The 55-nation OSCE withdrew staff from war-ravaged Chechnya in December and the Kremlin has since refused to allow them to return with anything more than a limited humanitarian mandate.

Scorn

President Vladimir Putin’s advisor for Chechnya, Sergei Yastrzhembsky, said in July that the OSCE has sided with separatists in the Russian republic.

“It considered that, given the difficult security situation in particular, it was not possible to send an observer delegation”

Council of Europe

A Russian legislator on Friday scorned OSCE’s decision.

“The OSCE just demonstrated its infamous inertia yet again,” the State Duma lower house of parliament’s Deputy Foreign Affairs Committee Chairman Leonid Slutsky told Moscow Echo radio.

“I do not think this will affect the presidential election one bit. It will still remain legitimate,” he said. 

Council of Europe
  
The pan-European human rights watchdog the Council of Europe said it was opposed to sending observers to Chechnya.

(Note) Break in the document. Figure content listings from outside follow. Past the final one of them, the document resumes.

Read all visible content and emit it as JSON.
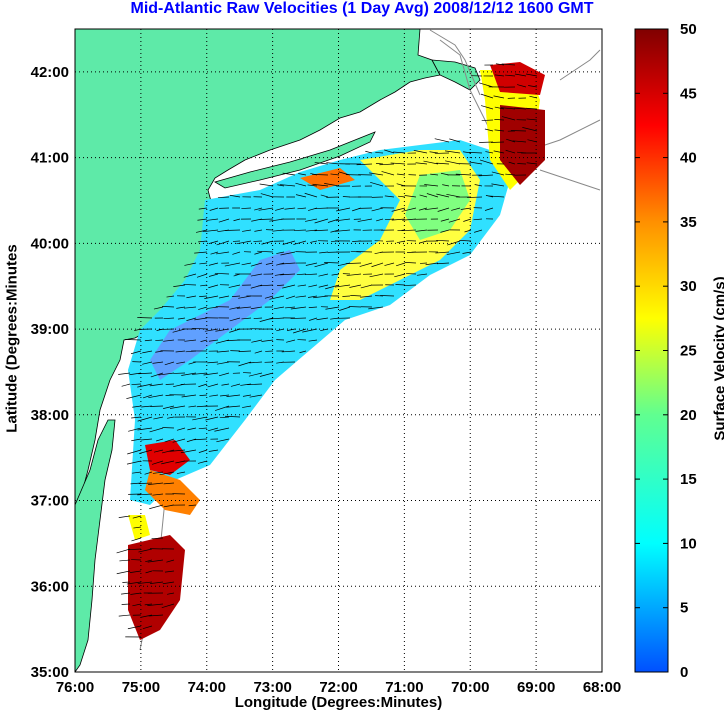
{
  "title": "Mid-Atlantic Raw Velocities (1 Day Avg) 2008/12/12 1600 GMT",
  "xlabel": "Longitude (Degrees:Minutes)",
  "ylabel": "Latitude (Degrees:Minutes",
  "colorbar_label": "Surface Velocity (cm/s)",
  "x_ticks": [
    "76:00",
    "75:00",
    "74:00",
    "73:00",
    "72:00",
    "71:00",
    "70:00",
    "69:00",
    "68:00"
  ],
  "y_ticks": [
    "42:00",
    "41:00",
    "40:00",
    "39:00",
    "38:00",
    "37:00",
    "36:00",
    "35:00"
  ],
  "cb_ticks": [
    "50",
    "45",
    "40",
    "35",
    "30",
    "25",
    "20",
    "15",
    "10",
    "5",
    "0"
  ],
  "colors": {
    "land": "#5eeaa8",
    "title": "#0000ff",
    "grid": "#000000",
    "bathymetry": "#888888"
  },
  "chart_data": {
    "type": "heatmap",
    "title": "Mid-Atlantic Raw Velocities (1 Day Avg) 2008/12/12 1600 GMT",
    "xlabel": "Longitude (Degrees:Minutes)",
    "ylabel": "Latitude (Degrees:Minutes",
    "xlim": [
      -76,
      -68
    ],
    "ylim": [
      35,
      42.5
    ],
    "colorbar": {
      "label": "Surface Velocity (cm/s)",
      "range": [
        0,
        50
      ],
      "colormap": "jet"
    },
    "grid": true
  }
}
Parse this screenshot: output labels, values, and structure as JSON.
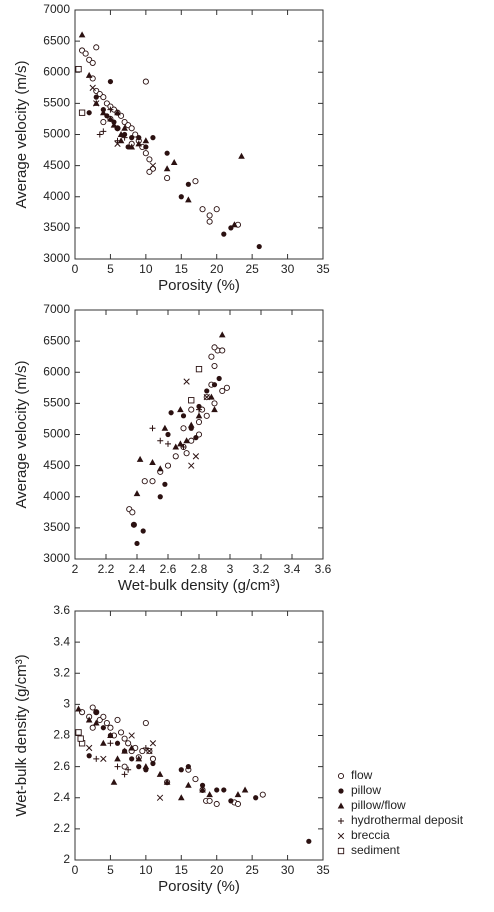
{
  "chart_data": [
    {
      "type": "scatter",
      "xlabel": "Porosity (%)",
      "ylabel": "Average velocity (m/s)",
      "xlim": [
        0,
        35
      ],
      "xticks": [
        0,
        5,
        10,
        15,
        20,
        25,
        30,
        35
      ],
      "ylim": [
        3000,
        7000
      ],
      "yticks": [
        3000,
        3500,
        4000,
        4500,
        5000,
        5500,
        6000,
        6500,
        7000
      ],
      "series": [
        {
          "marker": "circle-open",
          "color": "#2b1111",
          "x": [
            1,
            1.5,
            2,
            2.5,
            3,
            2.5,
            3,
            3.5,
            4,
            4.5,
            5,
            5.5,
            6,
            6.5,
            7,
            7.5,
            8,
            8.5,
            9,
            9.5,
            10,
            10.5,
            10,
            11,
            13,
            17,
            18,
            19,
            19,
            20,
            23,
            10.5,
            6,
            4,
            5,
            8
          ],
          "values": [
            6350,
            6300,
            6200,
            6150,
            6400,
            5900,
            5700,
            5650,
            5600,
            5500,
            5450,
            5400,
            5350,
            5300,
            5200,
            5150,
            5100,
            5000,
            4900,
            4800,
            4700,
            4600,
            5850,
            4450,
            4300,
            4250,
            3800,
            3700,
            3600,
            3800,
            3550,
            4400,
            5100,
            5200,
            5250,
            4850
          ]
        },
        {
          "marker": "circle-filled",
          "color": "#2b1111",
          "x": [
            2,
            3,
            4,
            5,
            5.5,
            6,
            7,
            8,
            9,
            10,
            11,
            13,
            16,
            15,
            21,
            22,
            26,
            4.5,
            7.5
          ],
          "values": [
            5350,
            5600,
            5400,
            5850,
            5200,
            5100,
            5000,
            4950,
            4950,
            4800,
            4950,
            4700,
            4200,
            4000,
            3400,
            3500,
            3200,
            5300,
            4800
          ]
        },
        {
          "marker": "triangle",
          "color": "#2b1111",
          "x": [
            1,
            2,
            3,
            4,
            5,
            5.5,
            6,
            6.5,
            7,
            8,
            9,
            10,
            14,
            13,
            16,
            22.5,
            23.5,
            6.5
          ],
          "values": [
            6600,
            5950,
            5500,
            5350,
            5250,
            5150,
            5350,
            5000,
            5100,
            4800,
            4850,
            4900,
            4550,
            4450,
            3950,
            3550,
            4650,
            4900
          ]
        },
        {
          "marker": "plus",
          "color": "#2b1111",
          "x": [
            3.5,
            4,
            5,
            6,
            7
          ],
          "values": [
            5000,
            5050,
            5400,
            4900,
            4950
          ]
        },
        {
          "marker": "cross",
          "color": "#2b1111",
          "x": [
            2.5,
            6,
            11,
            3
          ],
          "values": [
            5750,
            4850,
            4500,
            5500
          ]
        },
        {
          "marker": "square-open",
          "color": "#2b1111",
          "x": [
            0.5,
            1
          ],
          "values": [
            6050,
            5350
          ]
        }
      ]
    },
    {
      "type": "scatter",
      "xlabel": "Wet-bulk density (g/cm³)",
      "ylabel": "Average velocity (m/s)",
      "xlim": [
        2,
        3.6
      ],
      "xticks": [
        2,
        2.2,
        2.4,
        2.6,
        2.8,
        3,
        3.2,
        3.4,
        3.6
      ],
      "ylim": [
        3000,
        7000
      ],
      "yticks": [
        3000,
        3500,
        4000,
        4500,
        5000,
        5500,
        6000,
        6500,
        7000
      ],
      "series": [
        {
          "marker": "circle-open",
          "color": "#2b1111",
          "x": [
            2.35,
            2.37,
            2.38,
            2.45,
            2.5,
            2.55,
            2.6,
            2.65,
            2.7,
            2.72,
            2.75,
            2.8,
            2.82,
            2.85,
            2.88,
            2.9,
            2.92,
            2.95,
            2.9,
            2.85,
            2.8,
            2.9,
            2.95,
            2.75,
            2.7,
            2.98,
            2.88
          ],
          "values": [
            3800,
            3750,
            3550,
            4250,
            4250,
            4400,
            4500,
            4650,
            4800,
            4700,
            4900,
            5200,
            5400,
            5600,
            5800,
            6100,
            6350,
            6350,
            6400,
            5300,
            5000,
            5500,
            5700,
            5400,
            5100,
            5750,
            6250
          ]
        },
        {
          "marker": "circle-filled",
          "color": "#2b1111",
          "x": [
            2.38,
            2.4,
            2.44,
            2.55,
            2.58,
            2.6,
            2.62,
            2.7,
            2.75,
            2.8,
            2.85,
            2.9,
            2.93,
            2.78
          ],
          "values": [
            3550,
            3250,
            3450,
            4000,
            4200,
            5000,
            5350,
            5300,
            5100,
            5450,
            5700,
            5800,
            5900,
            4950
          ]
        },
        {
          "marker": "triangle",
          "color": "#2b1111",
          "x": [
            2.4,
            2.42,
            2.5,
            2.55,
            2.58,
            2.65,
            2.68,
            2.72,
            2.75,
            2.8,
            2.88,
            2.95,
            2.9,
            2.68
          ],
          "values": [
            4050,
            4600,
            4550,
            4450,
            5100,
            4800,
            5400,
            4900,
            5150,
            5300,
            5600,
            6600,
            5400,
            4850
          ]
        },
        {
          "marker": "plus",
          "color": "#2b1111",
          "x": [
            2.5,
            2.55,
            2.6,
            2.7,
            2.8
          ],
          "values": [
            5100,
            4900,
            4850,
            4800,
            5400
          ]
        },
        {
          "marker": "cross",
          "color": "#2b1111",
          "x": [
            2.75,
            2.72,
            2.78,
            2.85
          ],
          "values": [
            4500,
            5850,
            4650,
            5600
          ]
        },
        {
          "marker": "square-open",
          "color": "#2b1111",
          "x": [
            2.8,
            2.75
          ],
          "values": [
            6050,
            5550
          ]
        }
      ]
    },
    {
      "type": "scatter",
      "xlabel": "Porosity (%)",
      "ylabel": "Wet-bulk density (g/cm³)",
      "xlim": [
        0,
        35
      ],
      "xticks": [
        0,
        5,
        10,
        15,
        20,
        25,
        30,
        35
      ],
      "ylim": [
        2,
        3.6
      ],
      "yticks": [
        2,
        2.2,
        2.4,
        2.6,
        2.8,
        3,
        3.2,
        3.4,
        3.6
      ],
      "legend": "right",
      "series": [
        {
          "name": "flow",
          "marker": "circle-open",
          "color": "#2b1111",
          "x": [
            1,
            2,
            2.5,
            3,
            3.5,
            4,
            4.5,
            5,
            5.5,
            6,
            6.5,
            7,
            7.5,
            8,
            8.5,
            9,
            9.5,
            10,
            10.5,
            11,
            13,
            16,
            17,
            18,
            18.5,
            19,
            20,
            22.5,
            23,
            26.5,
            7,
            2.5
          ],
          "values": [
            2.95,
            2.92,
            2.98,
            2.95,
            2.9,
            2.92,
            2.88,
            2.85,
            2.8,
            2.9,
            2.82,
            2.78,
            2.75,
            2.7,
            2.72,
            2.66,
            2.7,
            2.88,
            2.7,
            2.65,
            2.5,
            2.58,
            2.52,
            2.45,
            2.38,
            2.38,
            2.36,
            2.37,
            2.36,
            2.42,
            2.6,
            2.85
          ]
        },
        {
          "name": "pillow",
          "marker": "circle-filled",
          "color": "#2b1111",
          "x": [
            2,
            3,
            4,
            5,
            6,
            7,
            8,
            9,
            10,
            11,
            15,
            16,
            18,
            20,
            21,
            22,
            25.5,
            33
          ],
          "values": [
            2.67,
            2.95,
            2.85,
            2.8,
            2.75,
            2.7,
            2.65,
            2.6,
            2.58,
            2.62,
            2.58,
            2.6,
            2.48,
            2.45,
            2.45,
            2.38,
            2.4,
            2.12
          ]
        },
        {
          "name": "pillow/flow",
          "marker": "triangle",
          "color": "#2b1111",
          "x": [
            0.5,
            2,
            3,
            4,
            5,
            5.5,
            6,
            7,
            8,
            9,
            10,
            12,
            13,
            15,
            16,
            18,
            19,
            23,
            24
          ],
          "values": [
            2.97,
            2.9,
            2.88,
            2.75,
            2.8,
            2.5,
            2.65,
            2.7,
            2.72,
            2.65,
            2.6,
            2.55,
            2.5,
            2.4,
            2.48,
            2.45,
            2.42,
            2.42,
            2.45
          ]
        },
        {
          "name": "hydrothermal deposit",
          "marker": "plus",
          "color": "#2b1111",
          "x": [
            3,
            5,
            6,
            7,
            7.5,
            10
          ],
          "values": [
            2.65,
            2.75,
            2.6,
            2.55,
            2.58,
            2.72
          ]
        },
        {
          "name": "breccia",
          "marker": "cross",
          "color": "#2b1111",
          "x": [
            2,
            4,
            8,
            11,
            12,
            10.5
          ],
          "values": [
            2.72,
            2.65,
            2.8,
            2.75,
            2.4,
            2.7
          ]
        },
        {
          "name": "sediment",
          "marker": "square-open",
          "color": "#2b1111",
          "x": [
            0.5,
            1,
            0.8
          ],
          "values": [
            2.82,
            2.75,
            2.78
          ]
        }
      ]
    }
  ]
}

“It considered that, given the difficult security situation in particular, it was not possible to send an observer delegation,” the Council’s Parliamentary Assembly said in a written statement from Strasbourg.
  
Critics claim that legitimate elections in Chechnya are anathema, as the province was shattered by the years of war, fighting continues and the Russian government has ruled out many potential contenders.
  
Chechnya’s pro-Kremlin leader Akhmad Kadryov is the favourite to win the election.

Observers

The OSCE has sent election observers to a number of countries, including those in the former Soviet Union such as Belarus in 2001.

In fact, OSCE observers verified the last Chechen presidential election — which saw rebel leader Aslan Maskhadov take the helm in January 1997 after the republic won de facto independence from Russia following a two-year war — as legitimate.

Chechnya is a vastly wealthy province with huge gas, oil and other mineral reserves.